Dr. Coomaraswamy, while respected for his professionalism, also conferred Deshamanaya by President Sirisena ,  presided over one of the most imprudent borrowing phases in post-independence history. His administration failed to challenge the Treasury’s excessive appetite for external debt, even when the macro fundamentals did not justify it. The result was a debt profile heavily tilted toward commercial borrowings, with over 50% of foreign debt in ISBs by 2019 — a level of exposure that would later prove fatal.

When the COVID-19 pandemic struck and global markets tightened, Sri Lanka’s access to refinancing vanished overnight. With no fallback reserves and no IMF arrangement in place, default was inevitable. The first missed ISB payment in April 2022 marked the country’s first-ever sovereign default since independence — a direct consequence of the 2015–2019 borrowing binge.

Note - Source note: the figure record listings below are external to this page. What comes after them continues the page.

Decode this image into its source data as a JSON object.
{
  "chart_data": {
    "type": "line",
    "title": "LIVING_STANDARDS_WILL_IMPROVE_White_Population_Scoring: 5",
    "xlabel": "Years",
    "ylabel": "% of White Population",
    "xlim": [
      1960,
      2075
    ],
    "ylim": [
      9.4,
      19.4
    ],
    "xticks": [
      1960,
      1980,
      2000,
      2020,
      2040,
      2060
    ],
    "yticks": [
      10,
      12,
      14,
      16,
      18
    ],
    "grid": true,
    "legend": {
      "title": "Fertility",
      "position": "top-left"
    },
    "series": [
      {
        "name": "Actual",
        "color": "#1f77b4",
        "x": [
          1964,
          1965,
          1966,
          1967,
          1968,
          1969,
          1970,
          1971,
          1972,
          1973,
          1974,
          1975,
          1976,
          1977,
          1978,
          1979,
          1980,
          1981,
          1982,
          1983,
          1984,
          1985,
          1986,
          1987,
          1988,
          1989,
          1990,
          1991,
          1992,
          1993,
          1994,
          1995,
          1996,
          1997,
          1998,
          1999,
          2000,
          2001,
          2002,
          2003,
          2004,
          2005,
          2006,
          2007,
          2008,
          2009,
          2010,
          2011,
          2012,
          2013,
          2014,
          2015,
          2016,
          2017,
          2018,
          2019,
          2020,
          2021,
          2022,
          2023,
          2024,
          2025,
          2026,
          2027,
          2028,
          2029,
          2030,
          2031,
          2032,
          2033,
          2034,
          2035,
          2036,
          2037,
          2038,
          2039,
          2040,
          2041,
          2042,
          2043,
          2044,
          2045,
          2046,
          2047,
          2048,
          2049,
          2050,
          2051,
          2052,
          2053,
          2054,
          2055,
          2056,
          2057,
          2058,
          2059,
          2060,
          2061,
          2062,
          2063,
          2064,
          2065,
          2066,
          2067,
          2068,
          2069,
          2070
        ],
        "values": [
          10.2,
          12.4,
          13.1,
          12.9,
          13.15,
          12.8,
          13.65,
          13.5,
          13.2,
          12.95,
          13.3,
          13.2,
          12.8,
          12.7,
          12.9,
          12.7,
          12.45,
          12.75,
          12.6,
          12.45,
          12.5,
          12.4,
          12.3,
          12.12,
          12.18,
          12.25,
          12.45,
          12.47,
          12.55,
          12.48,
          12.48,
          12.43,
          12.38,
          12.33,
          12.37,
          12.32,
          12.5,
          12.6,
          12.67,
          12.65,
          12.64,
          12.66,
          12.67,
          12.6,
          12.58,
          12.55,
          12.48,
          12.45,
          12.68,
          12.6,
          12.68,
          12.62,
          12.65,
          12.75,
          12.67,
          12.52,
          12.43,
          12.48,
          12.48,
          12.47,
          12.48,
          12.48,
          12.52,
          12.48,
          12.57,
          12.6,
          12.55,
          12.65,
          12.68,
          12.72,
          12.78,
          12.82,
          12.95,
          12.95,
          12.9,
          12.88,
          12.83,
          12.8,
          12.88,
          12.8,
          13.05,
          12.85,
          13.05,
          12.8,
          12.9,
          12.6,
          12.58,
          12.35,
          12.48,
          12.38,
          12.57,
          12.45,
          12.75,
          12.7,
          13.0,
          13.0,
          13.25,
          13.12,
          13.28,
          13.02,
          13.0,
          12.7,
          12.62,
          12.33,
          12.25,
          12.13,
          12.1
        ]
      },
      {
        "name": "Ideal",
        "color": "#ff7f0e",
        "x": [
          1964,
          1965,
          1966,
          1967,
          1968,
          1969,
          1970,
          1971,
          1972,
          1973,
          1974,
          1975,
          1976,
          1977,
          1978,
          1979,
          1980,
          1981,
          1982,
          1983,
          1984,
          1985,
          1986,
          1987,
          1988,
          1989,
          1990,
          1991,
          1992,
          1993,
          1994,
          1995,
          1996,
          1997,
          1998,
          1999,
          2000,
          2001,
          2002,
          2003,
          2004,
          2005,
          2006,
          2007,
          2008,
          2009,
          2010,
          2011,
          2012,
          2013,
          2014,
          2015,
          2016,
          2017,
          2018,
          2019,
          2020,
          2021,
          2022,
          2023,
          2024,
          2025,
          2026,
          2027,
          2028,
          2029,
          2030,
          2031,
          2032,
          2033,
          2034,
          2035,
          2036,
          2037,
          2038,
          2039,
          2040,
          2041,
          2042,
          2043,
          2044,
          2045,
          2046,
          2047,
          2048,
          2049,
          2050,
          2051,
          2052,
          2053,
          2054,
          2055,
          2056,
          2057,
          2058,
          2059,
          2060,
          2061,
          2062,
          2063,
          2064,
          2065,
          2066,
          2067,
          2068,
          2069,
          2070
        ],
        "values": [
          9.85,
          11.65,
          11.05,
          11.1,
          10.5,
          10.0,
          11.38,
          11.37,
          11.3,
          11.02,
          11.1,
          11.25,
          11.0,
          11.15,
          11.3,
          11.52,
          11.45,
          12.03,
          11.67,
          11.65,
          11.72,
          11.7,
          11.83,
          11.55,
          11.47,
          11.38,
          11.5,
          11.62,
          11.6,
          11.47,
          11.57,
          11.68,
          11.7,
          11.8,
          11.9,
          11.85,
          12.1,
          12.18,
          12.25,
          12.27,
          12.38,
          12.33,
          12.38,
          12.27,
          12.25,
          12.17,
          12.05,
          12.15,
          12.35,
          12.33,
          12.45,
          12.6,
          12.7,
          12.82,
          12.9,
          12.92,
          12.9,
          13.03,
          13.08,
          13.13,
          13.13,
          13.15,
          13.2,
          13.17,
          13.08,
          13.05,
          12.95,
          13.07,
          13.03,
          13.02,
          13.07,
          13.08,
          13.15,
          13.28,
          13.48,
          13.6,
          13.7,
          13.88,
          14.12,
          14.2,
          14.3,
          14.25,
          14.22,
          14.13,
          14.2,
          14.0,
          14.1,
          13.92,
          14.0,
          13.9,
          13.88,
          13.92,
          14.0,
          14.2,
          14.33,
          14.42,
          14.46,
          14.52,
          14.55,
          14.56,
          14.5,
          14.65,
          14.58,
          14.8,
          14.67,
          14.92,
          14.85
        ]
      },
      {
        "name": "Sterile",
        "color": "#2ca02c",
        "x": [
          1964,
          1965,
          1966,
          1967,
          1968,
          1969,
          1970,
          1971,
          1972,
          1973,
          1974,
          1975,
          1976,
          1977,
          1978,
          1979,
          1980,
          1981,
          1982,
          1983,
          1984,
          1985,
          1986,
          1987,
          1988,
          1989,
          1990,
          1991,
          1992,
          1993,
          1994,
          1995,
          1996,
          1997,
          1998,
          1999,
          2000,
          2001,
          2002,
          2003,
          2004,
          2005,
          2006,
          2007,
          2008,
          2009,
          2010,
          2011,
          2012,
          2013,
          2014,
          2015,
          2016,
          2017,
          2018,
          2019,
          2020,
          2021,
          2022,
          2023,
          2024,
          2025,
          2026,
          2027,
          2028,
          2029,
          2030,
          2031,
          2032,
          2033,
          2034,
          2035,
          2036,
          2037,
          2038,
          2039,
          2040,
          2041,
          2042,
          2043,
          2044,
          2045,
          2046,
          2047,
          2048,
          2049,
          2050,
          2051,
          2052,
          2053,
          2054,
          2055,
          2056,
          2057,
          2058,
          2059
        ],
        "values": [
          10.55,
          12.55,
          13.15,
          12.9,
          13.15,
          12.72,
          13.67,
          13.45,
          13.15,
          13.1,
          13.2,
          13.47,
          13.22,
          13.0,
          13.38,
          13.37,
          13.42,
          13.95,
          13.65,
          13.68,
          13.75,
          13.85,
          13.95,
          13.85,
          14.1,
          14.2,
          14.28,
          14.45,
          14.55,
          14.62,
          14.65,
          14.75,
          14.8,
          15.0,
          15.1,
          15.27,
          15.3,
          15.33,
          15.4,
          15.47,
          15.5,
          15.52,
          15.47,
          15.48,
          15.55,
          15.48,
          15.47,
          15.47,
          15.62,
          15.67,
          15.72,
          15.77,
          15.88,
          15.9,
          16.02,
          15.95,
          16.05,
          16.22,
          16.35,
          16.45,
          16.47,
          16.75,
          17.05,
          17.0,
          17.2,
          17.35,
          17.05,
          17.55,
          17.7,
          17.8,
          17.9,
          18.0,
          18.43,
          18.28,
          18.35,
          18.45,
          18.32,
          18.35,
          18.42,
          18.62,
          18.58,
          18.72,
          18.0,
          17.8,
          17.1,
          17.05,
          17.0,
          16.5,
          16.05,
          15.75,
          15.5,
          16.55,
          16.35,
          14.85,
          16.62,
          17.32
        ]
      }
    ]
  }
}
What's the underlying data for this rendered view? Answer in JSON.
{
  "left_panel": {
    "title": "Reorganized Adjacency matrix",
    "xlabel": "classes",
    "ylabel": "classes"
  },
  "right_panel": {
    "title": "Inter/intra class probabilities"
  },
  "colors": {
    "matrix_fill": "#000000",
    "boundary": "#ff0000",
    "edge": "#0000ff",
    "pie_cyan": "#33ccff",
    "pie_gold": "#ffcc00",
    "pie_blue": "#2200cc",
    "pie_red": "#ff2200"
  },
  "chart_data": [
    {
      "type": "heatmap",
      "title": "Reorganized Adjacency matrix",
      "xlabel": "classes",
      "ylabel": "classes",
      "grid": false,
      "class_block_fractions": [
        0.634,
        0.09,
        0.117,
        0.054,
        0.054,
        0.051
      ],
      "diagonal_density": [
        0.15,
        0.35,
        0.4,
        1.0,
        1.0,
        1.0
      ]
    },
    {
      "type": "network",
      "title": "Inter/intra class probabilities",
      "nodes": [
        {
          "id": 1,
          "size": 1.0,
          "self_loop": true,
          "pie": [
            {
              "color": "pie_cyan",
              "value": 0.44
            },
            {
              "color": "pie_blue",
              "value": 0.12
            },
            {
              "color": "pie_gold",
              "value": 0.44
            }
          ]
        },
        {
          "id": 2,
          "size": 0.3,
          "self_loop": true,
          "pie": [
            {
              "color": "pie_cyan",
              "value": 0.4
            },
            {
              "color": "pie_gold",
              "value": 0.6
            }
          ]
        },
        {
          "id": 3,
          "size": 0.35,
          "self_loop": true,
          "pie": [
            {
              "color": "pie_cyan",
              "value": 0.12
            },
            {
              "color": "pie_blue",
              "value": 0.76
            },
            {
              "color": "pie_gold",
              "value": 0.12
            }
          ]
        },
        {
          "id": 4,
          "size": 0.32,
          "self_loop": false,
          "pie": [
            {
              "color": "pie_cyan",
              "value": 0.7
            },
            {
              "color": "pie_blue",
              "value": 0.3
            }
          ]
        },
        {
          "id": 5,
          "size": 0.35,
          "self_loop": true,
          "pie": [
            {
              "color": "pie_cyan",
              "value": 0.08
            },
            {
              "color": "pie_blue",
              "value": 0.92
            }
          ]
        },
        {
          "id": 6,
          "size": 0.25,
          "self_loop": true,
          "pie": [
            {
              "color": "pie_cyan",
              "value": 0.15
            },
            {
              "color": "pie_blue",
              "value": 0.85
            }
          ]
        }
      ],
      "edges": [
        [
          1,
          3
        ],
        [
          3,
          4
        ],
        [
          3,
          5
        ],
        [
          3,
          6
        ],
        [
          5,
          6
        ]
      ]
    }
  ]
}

In hindsight, the Central Bank’s strategy under Indrajith and his successors was fundamentally flawed on three counts:

1. Overreliance on commercial debt: Instead of mobilising cheaper, long-term concessional financing from multilaterals and bilateral partners, Sri Lanka chose to rely on volatile capital markets.

2. Poor debt management coordination: The Central Bank and Treasury operated in silos, with little medium-term fiscal strategy to manage repayment risk.

3. Lack of accountability: Borrowings were presented as “routine” or “market-friendly,” without adequate parliamentary scrutiny or public disclosure of repayment implications.

The outcome was predictable. By 2020, nearly half of Sri Lanka’s external debt was owed to private creditors, leaving the country with little room to negotiate or restructure quickly. The steep depreciation of the rupee, soaring inflation, and collapse in investor confidence were all symptoms of the same underlying disease: fiscal indiscipline compounded by monetary complacency.

The painful lessons of this period must not be lost on policymakers. Sri Lanka cannot afford to repeat the mistakes of 2015–2019 — where technocratic convenience and political expedience replaced prudent economic judgment. The Central Bank’s independence must be matched by accountability, and every dollar borrowed must be linked to measurable economic outcomes.

If there is one truth the bankruptcy laid bare, it is this: a nation cannot borrow its way to prosperity. Borrowing, when not anchored to reform, only delays the reckoning. Sri Lanka’s road to recovery must therefore begin not with more loans, but with institutional discipline, transparency, and a commitment to live within its means.